Vorweg muss man wohl eines klarstellen: Kolasinac könnte Königsblau helfen. Er hat die Einstellung und den Willen, den Klub vor dem drohenden Abstieg zu bewahren, da kann man sich definitiv sicher sein. Auch würde er der Mannschaft schon dadurch helfen, dass er einer ist, der anpackt und auch vorneweg gehen und als eine Art Leader auftreten kann. Alleine schon aus dem Grund, weil er den Verein lange Zeit kennengelernt hat und ihn, wie schon häufig bewiesen, zu schätzen weiß. Ohnehin wäre eine weitere Option auf links, neben und dann vermutlich vor Bastian Oczipka, sehr wichtig - auch wenn es nicht die größte Problemzone im S04-Kader sein mag.
Kolasinac-Leihe nur mit Vorteilen? Keinesfalls: Eine vernünftige Finanzierung ist ein Muss
Auf den ersten Blick sieht es also nur nach Vorteilen aus, wenn man den Rahmen einer solchen Leih-Rückkehr betrachtet. Dem ist aber nicht so, und das gilt es ebenso zu betonen, wie den sportlichen Mehrwert. Damit ist aber nicht gemeint, dass er durch nur sehr wenige Einsätze in den vergangenen ein, zwei Jahren womöglich etwas Anlaufzeit bräuchte und er beim FC Arsenal auch nicht als Leistungsträger galt. Wäre er ein solcher bei den Gunners, oder irgendwo anders, wäre er schlichtweg kein Thema in Gelsenkirchen. Wie jeder andere Spieler auch.
Gemeint ist damit die finanzielle Grundlage dieser Personalie. Laut Bild und Sport Bild würde Kolasinac sogar auf einen Großteil seines Gehalts von neun Millionen Euro verzichten. Das ist nicht nur ehrenwert, sondern zeigt zugleich, wie gerne er Schalke helfen wollen würde. Diese Tatsache ist schon äußerst lobenswert und im Fußballgeschäft enorm selten, speziell wenn der Klub in einer solch misslichen Lage steckt. Arsenal würde in diesem Fall sogar auch noch Teile des Gehalts übernehmen, und doch blieben dem Bericht zufolge eine ordentliche Leihgebühr und 2,4 Millionen Euro für die Rückrunde übrig. Umgerechnet also 400.000 Euro im Monat.
Man kann es ebenso einfach wie plump sagen: Das Geld hat Schalke schlichtweg nicht.
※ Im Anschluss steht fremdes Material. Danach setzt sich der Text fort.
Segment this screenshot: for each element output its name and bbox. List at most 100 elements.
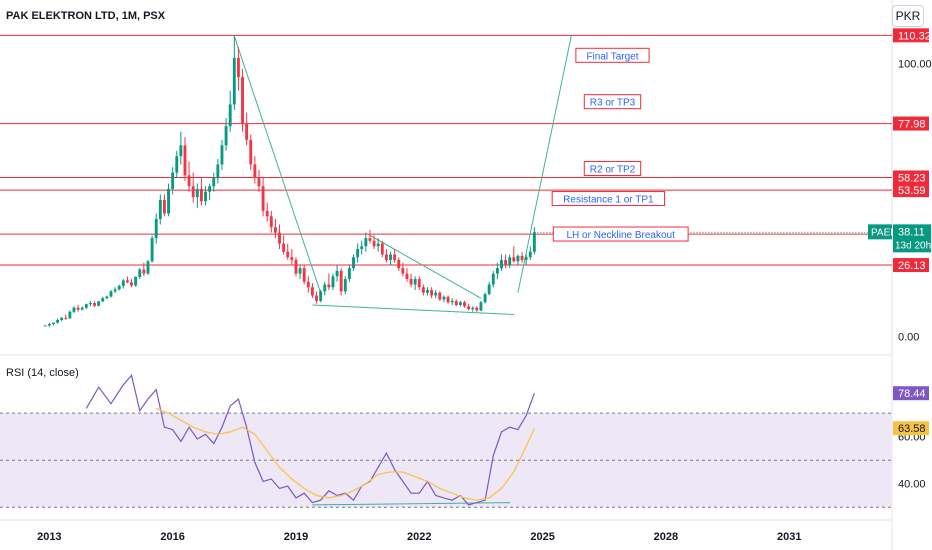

Viel mehr sieht die Lage so aus, dass Jochen Schneider erst einen eigenen Spieler verleihen oder verkaufen müsste, um selbst auf dem Winter-Transfermarkt aktiv werden zu können. Einen eigenen Spielraum, unabhängig von Einnahmen oder Einsparungen, gibt es nicht. Das war schon im vergangenen Sommer eindrucksvoll und besorgniserregend zu beobachten.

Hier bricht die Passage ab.